I keep getting texts from my wife.
She always gets mad when I fail to read them. But my cell phone gets used so infrequently that I often leave it in the briefcase, or in the car. I admit it—I am a member of the pre-smartphone generation. I haven’t been trained to keep my eyes glued to a cell phone screen every moment.
When I grew up, you often had to wait hours to call someone, particularly if you didn’t have quarters for the pay phones. It’s true. And I probably sent my first email some time around..1985? Plus or minus. We wrote real letters, on paper! Stamps. Post office.
So I got an entire series of rapid-fire text messages from my wife. She assumed (correctly) that I wouldn’t have my phone anywhere I could hear it:
“Soooo, I could be dying and you would not know.”

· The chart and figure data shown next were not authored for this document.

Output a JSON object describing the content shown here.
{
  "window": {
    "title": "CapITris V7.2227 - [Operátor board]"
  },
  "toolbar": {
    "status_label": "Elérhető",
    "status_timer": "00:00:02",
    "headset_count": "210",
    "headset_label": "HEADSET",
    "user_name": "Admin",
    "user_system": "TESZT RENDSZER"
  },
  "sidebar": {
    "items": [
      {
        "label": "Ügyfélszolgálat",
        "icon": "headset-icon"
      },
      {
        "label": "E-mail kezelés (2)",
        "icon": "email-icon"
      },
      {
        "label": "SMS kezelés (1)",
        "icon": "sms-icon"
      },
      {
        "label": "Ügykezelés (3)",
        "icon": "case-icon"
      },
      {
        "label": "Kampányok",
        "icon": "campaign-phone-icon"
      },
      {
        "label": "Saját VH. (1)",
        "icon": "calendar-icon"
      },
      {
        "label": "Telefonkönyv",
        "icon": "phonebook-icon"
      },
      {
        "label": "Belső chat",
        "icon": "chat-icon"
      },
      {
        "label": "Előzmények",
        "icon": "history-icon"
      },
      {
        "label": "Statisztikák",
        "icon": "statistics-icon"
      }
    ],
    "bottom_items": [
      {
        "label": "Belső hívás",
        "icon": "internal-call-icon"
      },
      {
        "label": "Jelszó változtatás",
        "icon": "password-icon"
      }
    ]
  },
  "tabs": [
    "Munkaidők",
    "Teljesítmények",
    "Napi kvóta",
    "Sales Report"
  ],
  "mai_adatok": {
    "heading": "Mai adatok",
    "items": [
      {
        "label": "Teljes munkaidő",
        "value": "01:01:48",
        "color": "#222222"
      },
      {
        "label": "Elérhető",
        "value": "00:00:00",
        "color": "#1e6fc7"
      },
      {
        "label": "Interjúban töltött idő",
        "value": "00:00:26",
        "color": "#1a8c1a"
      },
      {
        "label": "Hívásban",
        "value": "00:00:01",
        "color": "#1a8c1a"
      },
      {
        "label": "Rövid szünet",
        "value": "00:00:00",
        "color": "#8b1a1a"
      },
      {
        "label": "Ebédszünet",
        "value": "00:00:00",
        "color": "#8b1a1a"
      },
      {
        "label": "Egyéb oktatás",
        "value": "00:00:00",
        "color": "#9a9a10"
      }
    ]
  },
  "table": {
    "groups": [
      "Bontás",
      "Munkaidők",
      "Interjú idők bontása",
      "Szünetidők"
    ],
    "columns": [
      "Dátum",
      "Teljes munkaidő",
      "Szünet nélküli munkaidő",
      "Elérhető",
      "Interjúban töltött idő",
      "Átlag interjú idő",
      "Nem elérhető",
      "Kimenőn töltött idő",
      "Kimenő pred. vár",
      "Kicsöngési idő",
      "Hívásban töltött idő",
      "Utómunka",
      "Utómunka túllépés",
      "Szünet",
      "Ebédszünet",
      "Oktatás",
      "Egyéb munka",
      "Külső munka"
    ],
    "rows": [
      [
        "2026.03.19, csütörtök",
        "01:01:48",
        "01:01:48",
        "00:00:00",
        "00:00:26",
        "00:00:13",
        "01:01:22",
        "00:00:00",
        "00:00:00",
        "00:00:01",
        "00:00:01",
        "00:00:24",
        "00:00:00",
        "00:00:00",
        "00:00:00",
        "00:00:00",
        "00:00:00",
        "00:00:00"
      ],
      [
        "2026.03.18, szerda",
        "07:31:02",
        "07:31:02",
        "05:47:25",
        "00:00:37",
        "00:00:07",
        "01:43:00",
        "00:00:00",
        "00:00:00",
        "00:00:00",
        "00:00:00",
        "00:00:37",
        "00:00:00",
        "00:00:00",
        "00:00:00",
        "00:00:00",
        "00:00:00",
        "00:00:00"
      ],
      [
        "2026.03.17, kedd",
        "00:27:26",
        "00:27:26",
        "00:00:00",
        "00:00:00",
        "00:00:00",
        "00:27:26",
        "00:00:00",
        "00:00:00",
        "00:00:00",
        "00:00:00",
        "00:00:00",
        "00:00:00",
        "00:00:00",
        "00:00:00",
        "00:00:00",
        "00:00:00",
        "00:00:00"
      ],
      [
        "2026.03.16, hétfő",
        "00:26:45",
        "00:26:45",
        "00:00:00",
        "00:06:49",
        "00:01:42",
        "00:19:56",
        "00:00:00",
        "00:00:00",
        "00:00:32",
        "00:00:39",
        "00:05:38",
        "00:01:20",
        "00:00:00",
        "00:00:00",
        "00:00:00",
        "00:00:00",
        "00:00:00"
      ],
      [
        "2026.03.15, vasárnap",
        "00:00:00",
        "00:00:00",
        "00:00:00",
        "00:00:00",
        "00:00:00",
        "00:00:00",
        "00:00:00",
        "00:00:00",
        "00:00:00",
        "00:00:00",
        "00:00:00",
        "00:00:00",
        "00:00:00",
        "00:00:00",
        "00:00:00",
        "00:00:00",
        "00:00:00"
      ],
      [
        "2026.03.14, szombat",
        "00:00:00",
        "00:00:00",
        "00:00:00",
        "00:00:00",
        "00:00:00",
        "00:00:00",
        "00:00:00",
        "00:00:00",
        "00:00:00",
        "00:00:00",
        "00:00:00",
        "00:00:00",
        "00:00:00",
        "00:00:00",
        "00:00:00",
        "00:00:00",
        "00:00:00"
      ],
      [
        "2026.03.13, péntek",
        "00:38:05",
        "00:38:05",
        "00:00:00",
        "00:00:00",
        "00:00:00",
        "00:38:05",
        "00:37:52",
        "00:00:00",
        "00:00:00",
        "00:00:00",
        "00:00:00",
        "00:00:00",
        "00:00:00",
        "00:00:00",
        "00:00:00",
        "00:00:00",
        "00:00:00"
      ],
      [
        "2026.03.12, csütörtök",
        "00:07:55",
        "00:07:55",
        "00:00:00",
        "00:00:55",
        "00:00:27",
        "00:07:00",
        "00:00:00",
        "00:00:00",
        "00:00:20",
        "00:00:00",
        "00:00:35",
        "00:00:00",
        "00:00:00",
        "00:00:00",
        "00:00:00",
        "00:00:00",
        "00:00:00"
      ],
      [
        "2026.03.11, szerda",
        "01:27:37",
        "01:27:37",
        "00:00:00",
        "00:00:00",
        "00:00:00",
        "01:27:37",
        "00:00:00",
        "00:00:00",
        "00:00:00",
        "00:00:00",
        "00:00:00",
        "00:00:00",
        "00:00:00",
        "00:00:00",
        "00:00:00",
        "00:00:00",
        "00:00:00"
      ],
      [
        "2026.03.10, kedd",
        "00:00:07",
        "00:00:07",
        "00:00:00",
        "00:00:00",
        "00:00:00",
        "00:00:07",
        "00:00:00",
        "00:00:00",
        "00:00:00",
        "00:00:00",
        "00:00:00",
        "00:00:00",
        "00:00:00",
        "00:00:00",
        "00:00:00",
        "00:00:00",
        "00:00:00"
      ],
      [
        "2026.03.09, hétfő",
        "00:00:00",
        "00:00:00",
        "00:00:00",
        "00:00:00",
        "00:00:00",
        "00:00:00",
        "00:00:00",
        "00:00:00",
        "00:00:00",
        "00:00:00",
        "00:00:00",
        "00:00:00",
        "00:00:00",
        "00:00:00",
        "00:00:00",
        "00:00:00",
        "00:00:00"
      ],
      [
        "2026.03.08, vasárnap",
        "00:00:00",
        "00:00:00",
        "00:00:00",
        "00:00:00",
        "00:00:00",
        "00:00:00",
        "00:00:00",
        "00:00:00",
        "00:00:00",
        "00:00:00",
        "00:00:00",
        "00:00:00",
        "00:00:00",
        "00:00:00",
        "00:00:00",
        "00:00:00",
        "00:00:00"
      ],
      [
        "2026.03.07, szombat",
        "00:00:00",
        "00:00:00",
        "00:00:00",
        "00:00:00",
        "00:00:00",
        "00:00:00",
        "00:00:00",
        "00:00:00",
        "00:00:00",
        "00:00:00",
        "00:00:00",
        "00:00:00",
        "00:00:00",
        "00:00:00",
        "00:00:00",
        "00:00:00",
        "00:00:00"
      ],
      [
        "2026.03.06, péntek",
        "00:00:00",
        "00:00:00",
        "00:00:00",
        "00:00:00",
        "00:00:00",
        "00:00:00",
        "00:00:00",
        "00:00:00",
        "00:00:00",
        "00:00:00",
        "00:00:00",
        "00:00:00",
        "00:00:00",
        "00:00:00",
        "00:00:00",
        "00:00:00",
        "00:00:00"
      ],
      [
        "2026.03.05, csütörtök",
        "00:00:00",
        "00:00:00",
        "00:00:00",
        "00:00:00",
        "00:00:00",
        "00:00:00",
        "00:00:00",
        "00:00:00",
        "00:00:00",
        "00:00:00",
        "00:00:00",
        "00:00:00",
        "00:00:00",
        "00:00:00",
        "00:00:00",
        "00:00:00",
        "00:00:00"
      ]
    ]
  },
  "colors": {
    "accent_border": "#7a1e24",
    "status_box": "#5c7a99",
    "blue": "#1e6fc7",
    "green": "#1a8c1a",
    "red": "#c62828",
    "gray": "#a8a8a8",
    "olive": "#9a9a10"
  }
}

“The funeral director is calling you now.”
“It’s my funeral, are you attending, at least send flowers.”
“One month anniversary.”
“Now I’m going to haunt you.”
And the last one:
“Panda Express coming up.”
Now the smell of fast-food Chinese fills the apartment, and there’s a pounding at the front door.
I won’t open it.
My wife sent those text messages more than a year ago, before the accident.
(Annie’s fine. She actually did bring home noms, so plus two points. No accident, thank goodness–but the rest is based on real-life text events.)